The walls were made of Ocote pine branches. The gaps in between them had once been filled with clay; now you could make out the forest on the other side of the shack without much difficulty. A hammock creaked inside.
Without losing sight of the ranch hand, Rangel moved closer. His heart was beating so hard that he thought he was going to have a heart attack.
“Mr. Morales!” he shouted.
“Be careful, amigo,” El Chuy reprimanded him, “don’t talk to him like that. Don’t you know who he is?”
Rangel thought he was being very considerate of the man who had killed so many girls, so he got off his horse and walked inside the hut. The ranch hand was horrified. Immediately, the creaking stopped. As he got closer, a group of flies buzzing warned him to be careful. What the f*ck is this? He immediately recognized the same stench from the abandoned building. It doesn’t matter now, Rangel said, it was already God’s will. He lifted up the swaying fabric covering the doorway and went into the shack.
He had to blink so his eyes would adjust to the lack of light. Three empty cans of cola led his eyes to the hammock, where a body was wrapped up in a blanket. Rangel told him he’d come to look for him, and the man got out of the netting.
He was the spitting image of his brother: a small thin man with blond hair, no more than a hundred and thirty pounds or so, with lank, greasy hair. When he was close enough to him, Rangel asked, “Clemente Morales?”
The man nodded.
“You killed the girls?” he asked him quietly.

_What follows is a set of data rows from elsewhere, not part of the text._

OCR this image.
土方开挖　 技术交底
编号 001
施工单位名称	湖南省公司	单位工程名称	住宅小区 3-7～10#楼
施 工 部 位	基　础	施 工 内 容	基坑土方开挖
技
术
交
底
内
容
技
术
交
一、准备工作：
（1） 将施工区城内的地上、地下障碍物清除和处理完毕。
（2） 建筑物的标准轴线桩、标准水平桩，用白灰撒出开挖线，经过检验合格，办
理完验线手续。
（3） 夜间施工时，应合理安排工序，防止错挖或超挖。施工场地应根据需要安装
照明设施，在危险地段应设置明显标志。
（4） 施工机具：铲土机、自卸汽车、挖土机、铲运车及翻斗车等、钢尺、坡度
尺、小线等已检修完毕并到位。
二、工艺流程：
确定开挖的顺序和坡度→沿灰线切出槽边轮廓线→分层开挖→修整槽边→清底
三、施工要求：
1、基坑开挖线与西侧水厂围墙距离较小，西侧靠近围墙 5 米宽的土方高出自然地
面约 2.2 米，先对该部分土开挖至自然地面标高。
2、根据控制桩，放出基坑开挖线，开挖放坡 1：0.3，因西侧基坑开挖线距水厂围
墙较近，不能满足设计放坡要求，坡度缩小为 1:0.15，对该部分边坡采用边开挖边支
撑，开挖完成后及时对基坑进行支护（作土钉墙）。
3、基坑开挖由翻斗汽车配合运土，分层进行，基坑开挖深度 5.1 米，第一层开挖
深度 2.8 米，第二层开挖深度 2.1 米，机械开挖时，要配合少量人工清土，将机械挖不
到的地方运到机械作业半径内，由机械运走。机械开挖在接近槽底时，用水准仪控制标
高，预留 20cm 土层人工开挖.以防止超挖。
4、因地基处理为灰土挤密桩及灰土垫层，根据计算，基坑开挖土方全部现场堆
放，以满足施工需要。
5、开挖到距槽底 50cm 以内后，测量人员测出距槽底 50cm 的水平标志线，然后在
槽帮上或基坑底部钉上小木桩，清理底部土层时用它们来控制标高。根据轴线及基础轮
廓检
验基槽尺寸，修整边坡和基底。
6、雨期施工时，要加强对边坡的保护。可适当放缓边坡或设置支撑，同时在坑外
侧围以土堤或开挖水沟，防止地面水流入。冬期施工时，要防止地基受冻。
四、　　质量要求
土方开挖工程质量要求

The man sighed, as if a weight had been lifted off his shoulders.
“It was me.”
“What was the first girl’s name?”
“Lucía Hernández Campillo.”
“Where did you kill them?”
“In a school over by the train tracks.”
“Shut up and let’s go. Don’t say a word. You don’t have the right to speak.”
And that was it.
Once they were back at the ranch, they loaded the suspect into the Chevy Nova and said good-bye to Cipriano.
“Let’s go, Chuy, hurry up, you have to escort us.”
The ranch hand got into the black truck and followed the Chevy Nova to the first wooden gate. Once there, the Chevy stopped so Rangel could get out to relieve himself.
“Goddamnit,” said El Chuy, “weren’t you in a big hurry before?” And he got out to shut the gate.
When he got back to his car, Rangel jammed his Colt .38 into El Chuy’s kidneys.
“What the f*ck? What’s up?”
“What’s your full name?”
“Jesús Nicodemo.”
“Jesús Nicodemo, don’t resist. You’re under arrest for the murder of Luis Carlos Calatrava.”
He tied his hands together behind his back with a cable and put him into the backseat of the Chevy.
A few minutes later, Don Cipriano finished counting the money inside the shack and listened intently.
“What happened?” The woman could have been his daughter.
“Shut up!”
The sound of the car on the road faded away. The man listened closely, and when the sound was completely gone, he ran out onto the hill. As soon as he saw the truck parked, he snapped his fingers at the woman.
“María! Get me my boots.”
“Where are you going?”
“To the gas station, to call the boss.”
“Why?”
“They took El Chuy and left the truck!”